Planning consultant David Kemp BSc (Hons) MRICS Barrister* (*non-practising) and Director at DRK Planning Ltd, comments

Finding decent opportunities in the market is for many property investors and developers a daily task involving speaking with agents, using online search tools to look for vacant or ‘opportunity’ sites, or other ways of trying to find a ‘gem’ of a deal.

Looking for opportunity in refusals
Many successful developers and investors, especially those investing in their ‘local’ area or within an established market that they know, will keep an eye out for planning applications submitted to or recently decided by the local planning authority, especially if the decision was a refusal.

In such cases, a ‘tired’ landlord or property owner, or speculative developer seeking to ‘cut their losses’ after a disappointing planning result might be looking for a potential exit.
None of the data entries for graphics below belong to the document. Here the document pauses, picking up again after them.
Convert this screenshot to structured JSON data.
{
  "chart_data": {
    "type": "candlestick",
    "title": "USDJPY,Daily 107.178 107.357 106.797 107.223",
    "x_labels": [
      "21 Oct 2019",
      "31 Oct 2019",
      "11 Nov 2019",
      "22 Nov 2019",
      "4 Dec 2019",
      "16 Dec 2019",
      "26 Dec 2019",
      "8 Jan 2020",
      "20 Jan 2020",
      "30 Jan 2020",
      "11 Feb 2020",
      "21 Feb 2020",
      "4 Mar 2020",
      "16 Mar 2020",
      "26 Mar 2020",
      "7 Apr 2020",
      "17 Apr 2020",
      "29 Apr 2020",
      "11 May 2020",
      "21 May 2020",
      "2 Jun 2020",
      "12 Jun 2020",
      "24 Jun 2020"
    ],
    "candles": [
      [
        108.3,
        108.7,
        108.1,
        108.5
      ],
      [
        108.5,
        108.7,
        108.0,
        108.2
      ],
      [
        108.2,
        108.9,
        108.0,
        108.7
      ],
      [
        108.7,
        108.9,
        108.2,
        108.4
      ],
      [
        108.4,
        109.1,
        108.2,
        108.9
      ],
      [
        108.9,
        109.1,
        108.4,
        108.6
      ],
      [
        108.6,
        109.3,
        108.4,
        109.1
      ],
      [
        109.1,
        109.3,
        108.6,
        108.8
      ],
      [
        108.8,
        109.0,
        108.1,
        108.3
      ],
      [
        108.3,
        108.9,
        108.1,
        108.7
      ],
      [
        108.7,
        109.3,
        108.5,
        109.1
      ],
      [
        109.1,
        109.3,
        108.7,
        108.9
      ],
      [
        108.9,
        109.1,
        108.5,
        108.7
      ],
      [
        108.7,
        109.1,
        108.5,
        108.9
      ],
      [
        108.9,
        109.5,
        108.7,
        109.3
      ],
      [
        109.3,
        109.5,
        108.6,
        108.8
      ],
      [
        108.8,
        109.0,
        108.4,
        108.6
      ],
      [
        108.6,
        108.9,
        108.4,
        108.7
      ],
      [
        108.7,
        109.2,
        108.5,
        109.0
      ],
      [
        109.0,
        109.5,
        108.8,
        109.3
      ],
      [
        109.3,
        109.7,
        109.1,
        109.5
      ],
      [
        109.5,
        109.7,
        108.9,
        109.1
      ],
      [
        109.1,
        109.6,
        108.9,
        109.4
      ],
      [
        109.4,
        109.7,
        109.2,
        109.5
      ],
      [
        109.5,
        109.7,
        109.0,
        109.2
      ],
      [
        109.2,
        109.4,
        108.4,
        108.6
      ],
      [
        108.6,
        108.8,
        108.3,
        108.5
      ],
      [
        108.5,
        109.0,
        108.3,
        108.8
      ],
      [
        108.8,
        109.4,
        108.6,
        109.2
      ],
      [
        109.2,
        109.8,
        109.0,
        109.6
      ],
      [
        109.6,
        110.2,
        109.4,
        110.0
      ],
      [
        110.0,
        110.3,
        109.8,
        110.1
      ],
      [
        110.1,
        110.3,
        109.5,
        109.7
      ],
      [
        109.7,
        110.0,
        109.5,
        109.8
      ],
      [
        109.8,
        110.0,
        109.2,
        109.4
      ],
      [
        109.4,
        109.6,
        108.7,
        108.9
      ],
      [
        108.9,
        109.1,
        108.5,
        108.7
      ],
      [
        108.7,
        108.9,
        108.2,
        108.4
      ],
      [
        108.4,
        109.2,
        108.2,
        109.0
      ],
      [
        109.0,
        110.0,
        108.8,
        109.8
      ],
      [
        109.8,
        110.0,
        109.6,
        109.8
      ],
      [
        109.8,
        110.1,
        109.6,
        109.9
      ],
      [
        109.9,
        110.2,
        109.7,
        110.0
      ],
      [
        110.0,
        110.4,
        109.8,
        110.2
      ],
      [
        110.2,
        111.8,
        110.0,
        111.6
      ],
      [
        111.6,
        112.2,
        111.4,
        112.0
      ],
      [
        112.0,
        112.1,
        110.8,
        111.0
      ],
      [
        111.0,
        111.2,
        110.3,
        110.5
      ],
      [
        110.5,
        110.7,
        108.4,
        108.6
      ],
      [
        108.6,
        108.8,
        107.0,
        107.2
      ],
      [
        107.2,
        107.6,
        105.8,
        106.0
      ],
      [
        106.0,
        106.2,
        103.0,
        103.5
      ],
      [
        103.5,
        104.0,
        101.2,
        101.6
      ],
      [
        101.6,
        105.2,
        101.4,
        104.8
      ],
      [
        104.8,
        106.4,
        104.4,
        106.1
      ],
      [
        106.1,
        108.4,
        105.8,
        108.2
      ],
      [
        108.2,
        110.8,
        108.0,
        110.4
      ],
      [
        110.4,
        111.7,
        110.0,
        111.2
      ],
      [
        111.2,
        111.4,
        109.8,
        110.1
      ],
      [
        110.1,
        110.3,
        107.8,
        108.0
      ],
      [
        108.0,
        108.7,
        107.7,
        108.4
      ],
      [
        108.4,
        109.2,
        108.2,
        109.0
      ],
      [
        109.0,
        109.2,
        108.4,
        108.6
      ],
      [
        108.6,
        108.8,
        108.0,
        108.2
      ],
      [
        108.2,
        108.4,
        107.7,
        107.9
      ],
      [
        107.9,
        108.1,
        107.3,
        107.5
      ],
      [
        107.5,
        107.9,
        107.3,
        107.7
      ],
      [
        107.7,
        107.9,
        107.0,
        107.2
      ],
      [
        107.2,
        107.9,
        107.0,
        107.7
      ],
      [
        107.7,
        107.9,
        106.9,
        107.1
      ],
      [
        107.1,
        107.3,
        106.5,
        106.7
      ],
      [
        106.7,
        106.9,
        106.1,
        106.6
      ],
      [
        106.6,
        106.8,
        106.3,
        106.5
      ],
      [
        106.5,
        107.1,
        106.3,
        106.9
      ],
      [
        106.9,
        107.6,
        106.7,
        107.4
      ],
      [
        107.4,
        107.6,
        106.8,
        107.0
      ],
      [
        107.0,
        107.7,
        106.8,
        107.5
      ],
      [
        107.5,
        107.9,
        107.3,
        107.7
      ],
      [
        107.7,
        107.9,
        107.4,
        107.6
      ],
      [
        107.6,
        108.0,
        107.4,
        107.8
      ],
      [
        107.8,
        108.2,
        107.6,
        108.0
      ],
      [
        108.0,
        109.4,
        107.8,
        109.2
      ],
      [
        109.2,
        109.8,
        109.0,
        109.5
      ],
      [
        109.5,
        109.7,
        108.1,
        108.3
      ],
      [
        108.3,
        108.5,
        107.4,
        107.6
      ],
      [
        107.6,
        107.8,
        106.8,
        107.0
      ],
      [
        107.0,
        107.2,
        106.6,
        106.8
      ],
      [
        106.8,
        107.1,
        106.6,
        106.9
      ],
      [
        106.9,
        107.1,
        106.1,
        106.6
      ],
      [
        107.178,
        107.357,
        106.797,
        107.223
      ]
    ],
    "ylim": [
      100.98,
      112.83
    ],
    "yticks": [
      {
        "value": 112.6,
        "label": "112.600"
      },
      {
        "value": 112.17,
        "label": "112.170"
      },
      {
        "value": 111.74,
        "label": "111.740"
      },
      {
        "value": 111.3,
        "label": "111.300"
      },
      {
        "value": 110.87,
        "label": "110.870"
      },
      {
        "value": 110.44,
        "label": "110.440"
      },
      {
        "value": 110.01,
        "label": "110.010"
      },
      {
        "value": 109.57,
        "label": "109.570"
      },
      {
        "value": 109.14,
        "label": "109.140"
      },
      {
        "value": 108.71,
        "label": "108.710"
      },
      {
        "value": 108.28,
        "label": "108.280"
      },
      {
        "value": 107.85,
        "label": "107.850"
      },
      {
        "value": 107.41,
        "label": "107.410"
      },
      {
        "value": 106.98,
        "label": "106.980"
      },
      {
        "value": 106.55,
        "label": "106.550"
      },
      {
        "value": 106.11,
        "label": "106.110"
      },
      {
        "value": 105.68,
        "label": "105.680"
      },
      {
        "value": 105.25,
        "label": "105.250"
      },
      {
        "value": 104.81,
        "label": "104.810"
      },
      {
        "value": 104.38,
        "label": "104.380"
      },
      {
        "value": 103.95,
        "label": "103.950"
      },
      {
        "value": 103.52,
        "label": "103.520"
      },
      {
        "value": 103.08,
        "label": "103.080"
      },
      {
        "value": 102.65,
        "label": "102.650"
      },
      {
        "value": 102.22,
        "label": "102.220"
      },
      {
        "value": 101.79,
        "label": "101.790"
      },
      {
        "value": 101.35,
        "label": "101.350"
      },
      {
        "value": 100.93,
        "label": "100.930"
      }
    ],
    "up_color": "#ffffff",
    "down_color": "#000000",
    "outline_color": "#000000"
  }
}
If you know how to find potential solutions in a planning refusal, this can open up an opportunity to strike a great deal with a willing vendor.

This was exactly the case with this development, a proposal for rear extensions and extra units to a three-storey, semi-detached block in a Conservation Area in the London Borough of Southwark:

The existing property comprised 3 x 4-bedroom flats – one on each floor to the property, with a generous rear garden area:

Planning permission had recently been sought for a part-1 and part 2-storey rear extension and to convert the property into 6 flats – three studios on the ground floor and 2 flats on the first floor and a flat on the second floor:

However, this was refused for the following reasons:

“…poor quality, owing to undersized ground floor units A and B, poor outlook and access to daylight/sunlight, and the unacceptable risk to the privacy of occupiers of unit B”.  

This referred only to the ground floor units, so it was assumed that the remaining proposed units to the upper floors were all acceptable.